There’s a need to reorganize knowledge and data. If a city has a flotilla of different agencies working on a topic, it’s critical to ensure that someone is actually curating and sharing the knowledge about what's being done, what's working, what's being learned. Usually, we waste all of that knowledge, as it's fragmented in different fields. Sharing the data is also critical. One issue I work on now is “net-zero” and decarbonization. In most cities, the crucial data, like the energy use of households or transport data, are owned by different companies. It's not pooled, it's not shared, it’s not orchestrated. Integration of data and knowledge will increasingly be seen as the pre-condition of effective citywide problem solving.
And finally, we need a new way of organizing place-based partnerships. Almost every big challenge now has to be a partnership of the city, business, civil society, universities, communities, and so on. The more we can move to more systematic ways of bringing those stakeholders together—ideally, with each committing to what they're going to do, having some shared and mutual accountability for their actions, and mutual support—the better.
One thing I discourage governments from focusing too much on is committees. The easy thing for a government to do is to create a committee of the different departments—and then hope it will solve the problem. And it usually doesn't do any harm. But again and again, you find it doesn't really have enough traction. What’s needed is to change the wiring of the system or the city, which is about the allocation of money, the allocation of authority, the priority setting.

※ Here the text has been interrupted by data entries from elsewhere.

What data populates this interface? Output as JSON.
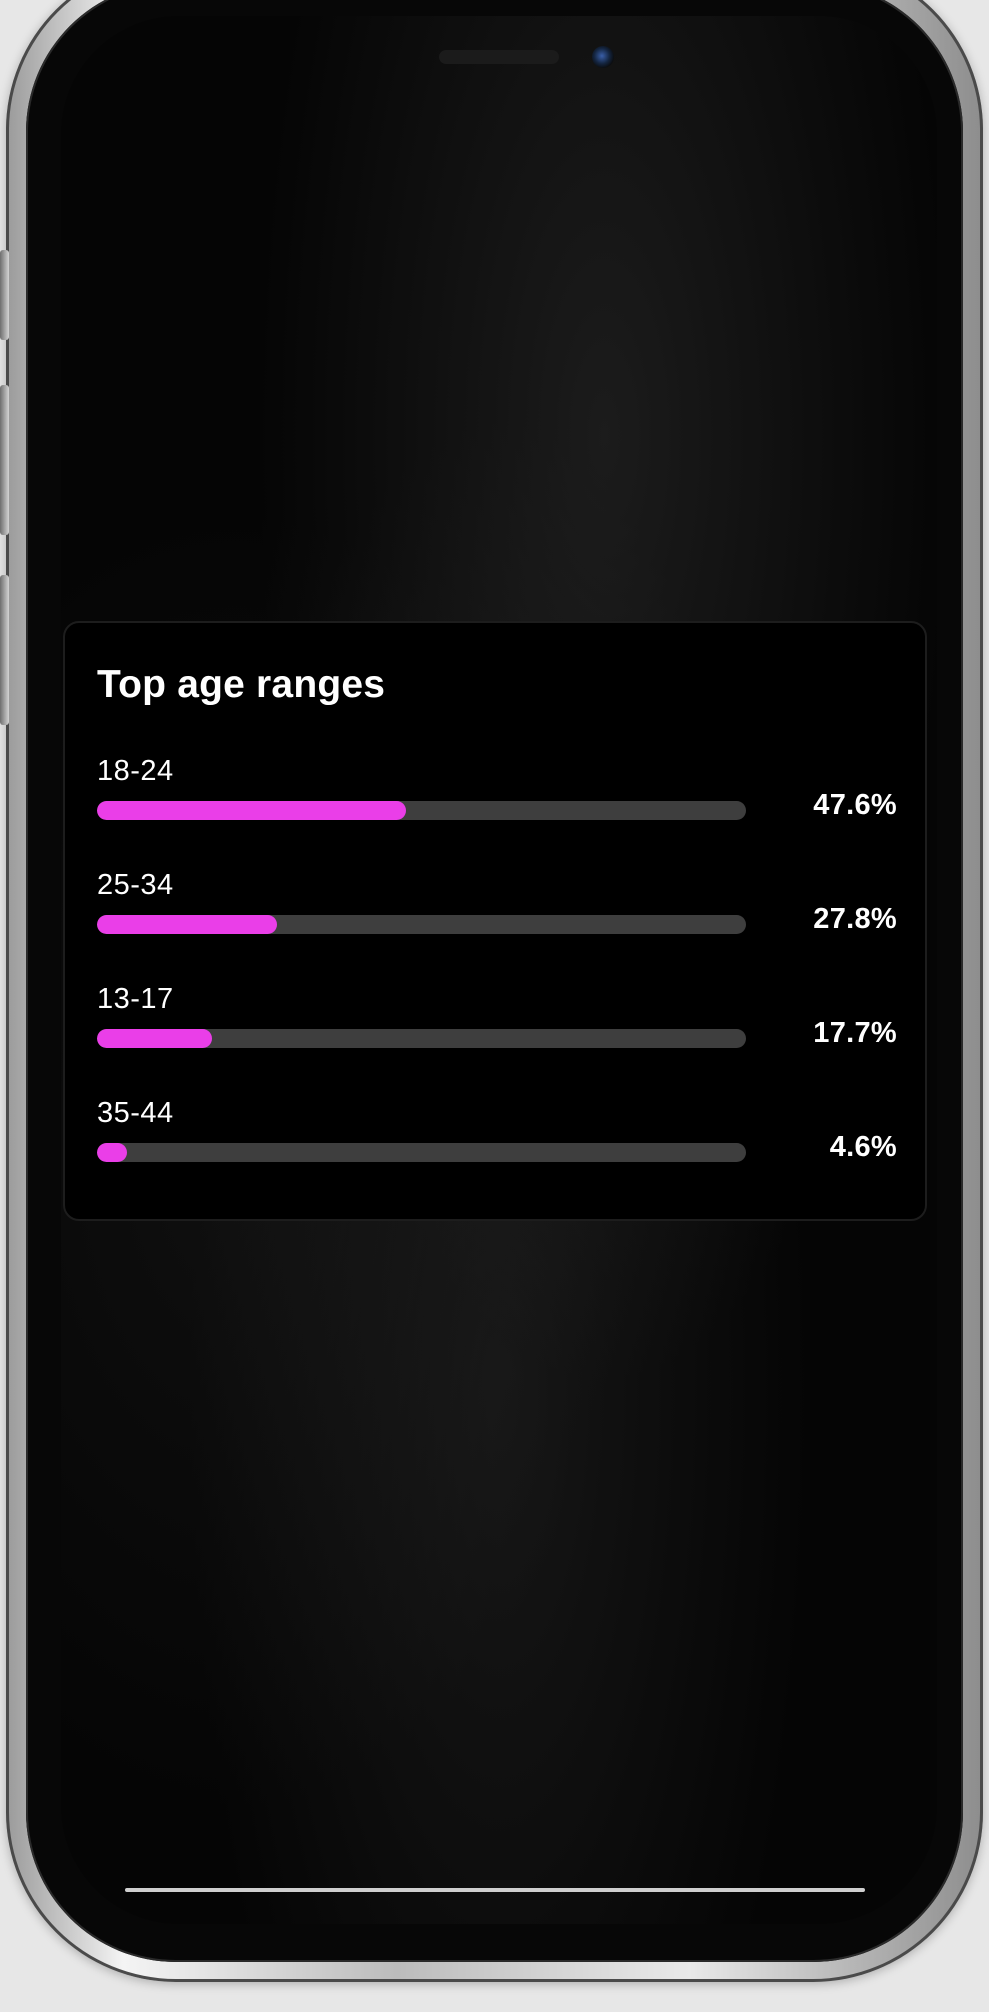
{
  "card": {
    "title": "Top age ranges",
    "rows": [
      {
        "label": "18-24",
        "value_text": "47.6%",
        "percent": 47.6
      },
      {
        "label": "25-34",
        "value_text": "27.8%",
        "percent": 27.8
      },
      {
        "label": "13-17",
        "value_text": "17.7%",
        "percent": 17.7
      },
      {
        "label": "35-44",
        "value_text": "4.6%",
        "percent": 4.6
      }
    ]
  },
  "colors": {
    "accent": "#ea3ee8",
    "track": "#3e3e3e",
    "card_background": "#000000",
    "text": "#ffffff"
  }
}
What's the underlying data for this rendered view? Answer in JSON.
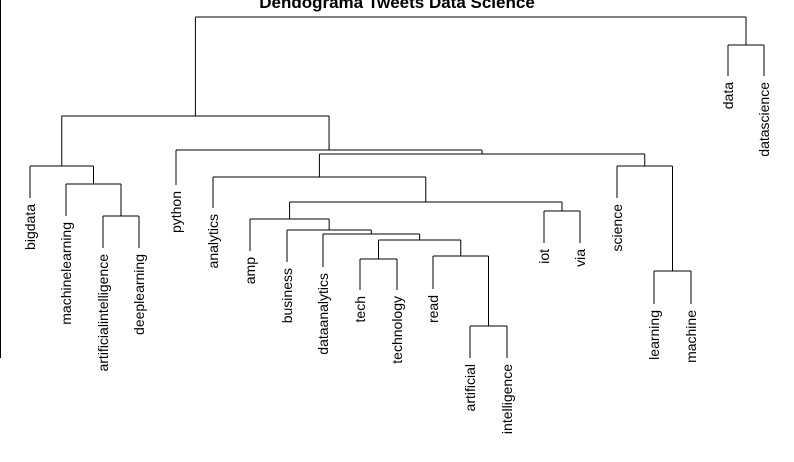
{
  "chart_data": {
    "type": "dendrogram",
    "title": "Dendograma Tweets Data Science",
    "leaves": [
      "bigdata",
      "machinelearning",
      "artificialintelligence",
      "deeplearning",
      "python",
      "analytics",
      "amp",
      "business",
      "dataanalytics",
      "tech",
      "technology",
      "read",
      "artificial",
      "intelligence",
      "iot",
      "via",
      "science",
      "learning",
      "machine",
      "data",
      "datascience"
    ],
    "y_axis_visible": false
  }
}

Is whole-of-government innovation mostly something nation-states do, or can it work at the local scale?
My first job was in a city administration. I've always thought their virtue is that they are less prone to the kind of rhetorical flourishes you get in national government, which is often grand plans that are quietly forgotten three years later. Whereas in a city, it has to be concrete.

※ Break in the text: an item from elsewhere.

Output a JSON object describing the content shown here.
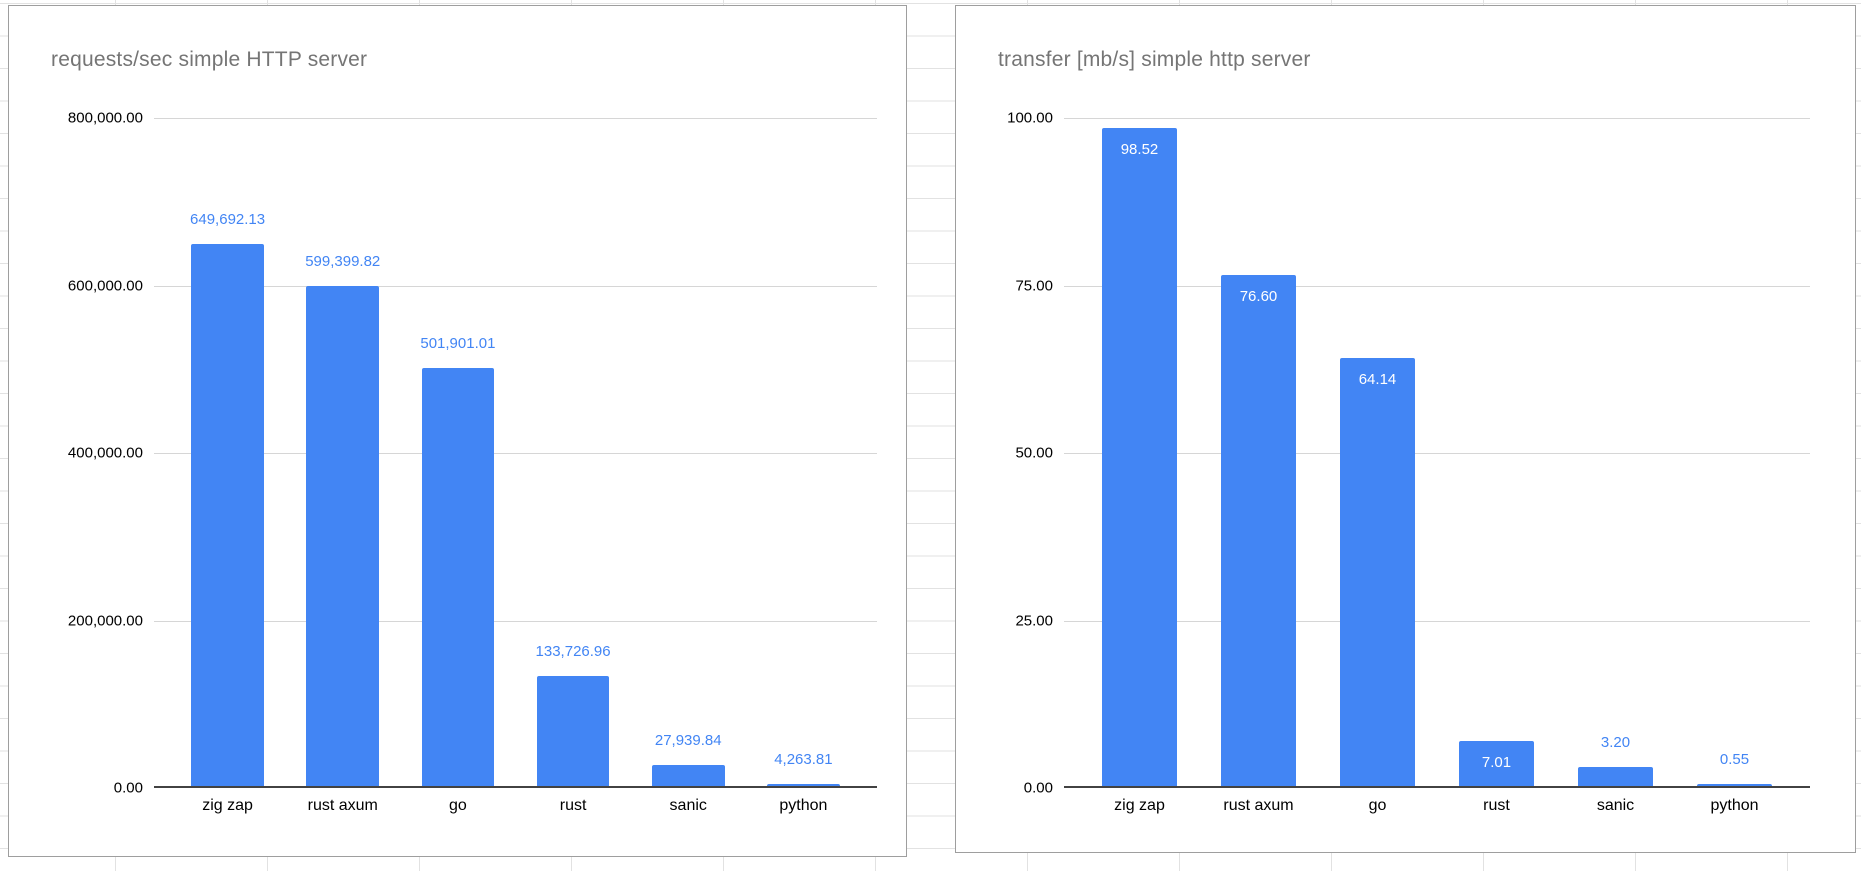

The most interesting topics are ones where there is a big, maybe global, challenge that becomes very practical in a city. With getting to net-zero—in a city, that is all about the details of how you retrofit homes, how you shift their energy sources, how you cut the waste of your own buildings and fleet, how you move to electric cars. There are 101 different things, but they're all very tangible. In many ways, cities are much more where the action is happening on the big challenges.
What’s your biggest hope for where the public-sector innovation movement is headed?

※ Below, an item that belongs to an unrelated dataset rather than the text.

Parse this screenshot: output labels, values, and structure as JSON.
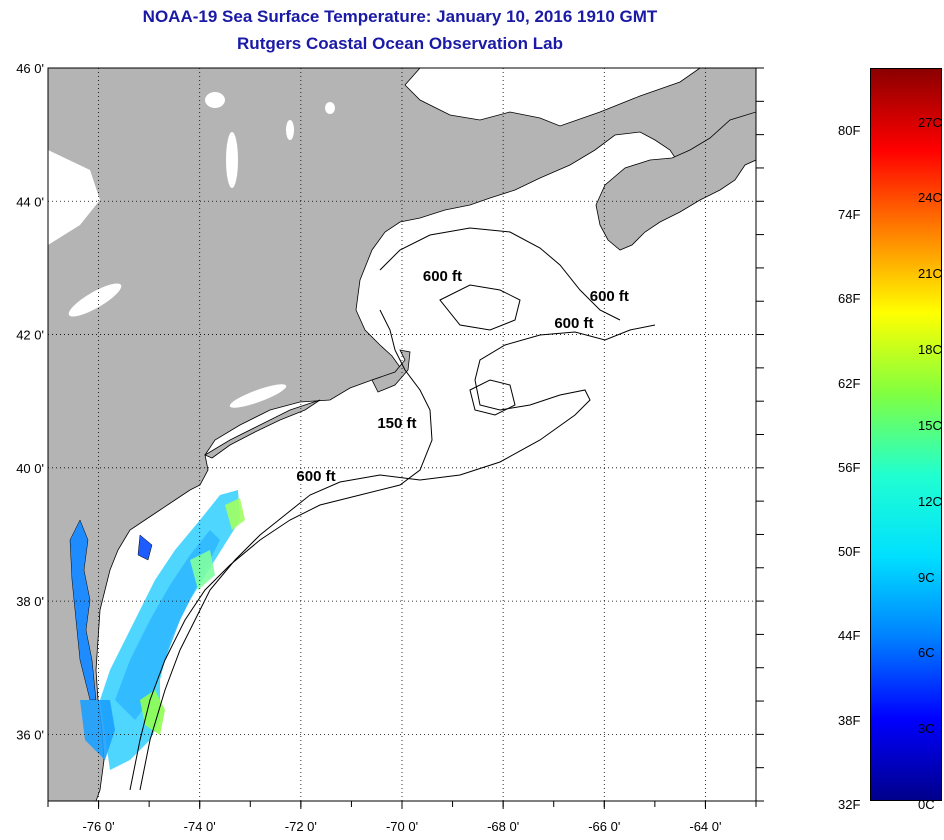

There have been past eras when the world was changing very fast, needs were changing very fast, and governments struggled to catch up. We are in one of those moments again, with a phenomenal speed of change in technology, in jobs, and in our environment.
My hope is that the public-sector movement will be emboldened by the pandemic, when governments around the world did respond incredibly fast—and people overall, for all the pain, suffered much less than they might have in an equivalent set of crises 100 years ago. I hope they're encouraged by that, and I hope they retool themselves to realize what a big role they have in keeping people healthy, happy, and thriving—and then apply that not only to the fast crisis of the pandemic, but also the slower crises of things like climate change, inequality, and aging.
That’s what we’ve got to do this decade, rather than revert to the lack of confidence we saw in the U.S., the U.K., and other countries for many years, where everyone thought the market would solve everything. As soon as a financial crisis hits or a pandemic hits, you realize that's not true.